Despite this rigorous education in character, it is the nature of teenagers to test. When they are ready to move onward and upward - to high school, to college, to whatever is next - they push authority figures away and and feel around for the boundaries of their new territory. It's only natural; challenging authority is a part of their process of individuation. I have my own teenager at home and I see it happening in our household. My friend, author Ann Cannon, once told me that out of her eight boys, her most dependent child had the most traumatic process of pulling away from her. If I accept her way of thinking about this process - and I do, she's a wise and experienced mom - the deeper the attachment, the more pushing away my son will have to do in order to become his own man.

The teacher-student relationship isn't that different from the parent-child relationship, and I have found that the more they trust me, the more likely they are to involve me in their testing. It used to bother me, but under the "it takes a village" hypothesis, I'm happy to help out. 

I'm no child psychologist, but I think students test their teachers because they know they are safe with the teachers who care about them.
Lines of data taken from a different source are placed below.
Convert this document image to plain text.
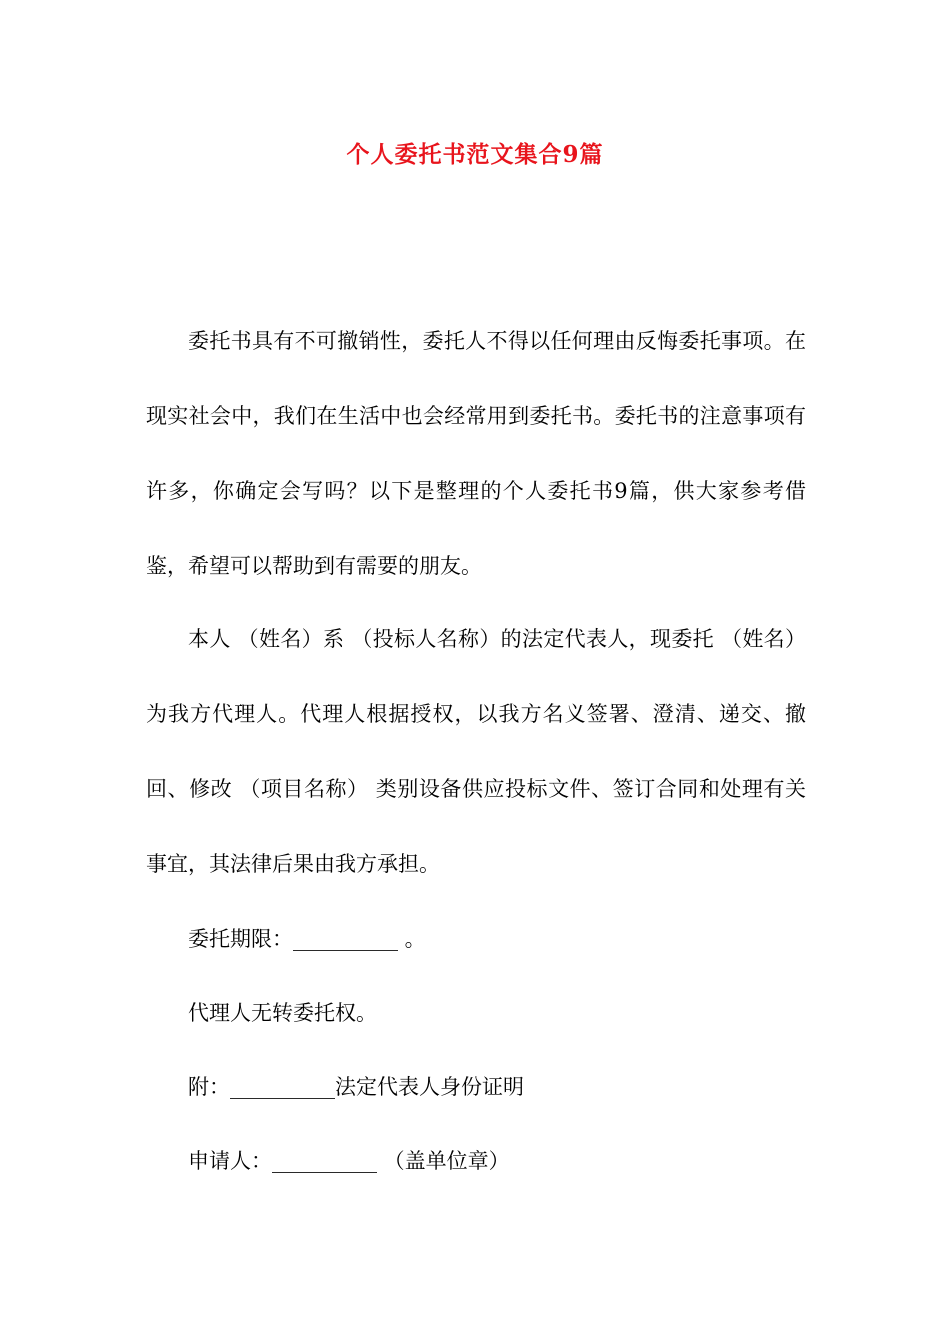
个人委托书范文集合9篇

委托书具有不可撤销性，委托人不得以任何理由反悔委托事项。在现实社会中，我们在生活中也会经常用到委托书。委托书的注意事项有许多，你确定会写吗？以下是整理的个人委托书9篇，供大家参考借鉴，希望可以帮助到有需要的朋友。

本人 （姓名）系 （投标人名称）的法定代表人，现委托 （姓名）为我方代理人。代理人根据授权，以我方名义签署、澄清、递交、撤回、修改 （项目名称） 类别设备供应投标文件、签订合同和处理有关事宜，其法律后果由我方承担。

委托期限：__________ 。

代理人无转委托权。

附：__________法定代表人身份证明

申请人：__________ （盖单位章）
They push us away because they know we will still be here when they return to their senses. 

And when all is said and done at the end of our journey through middle school, I receive the most heartfelt graduation hugs from the students who have had to learn the most difficult lessons. The boy I had to suspend for cheating, the girl I helped through a family meeting about her self-injurious behavior, the boy who refused to speak to me for two weeks because I called him on his excess of hubris. These are the kids who test my mettle as a teacher. 


And the ones I will miss the most after graduation.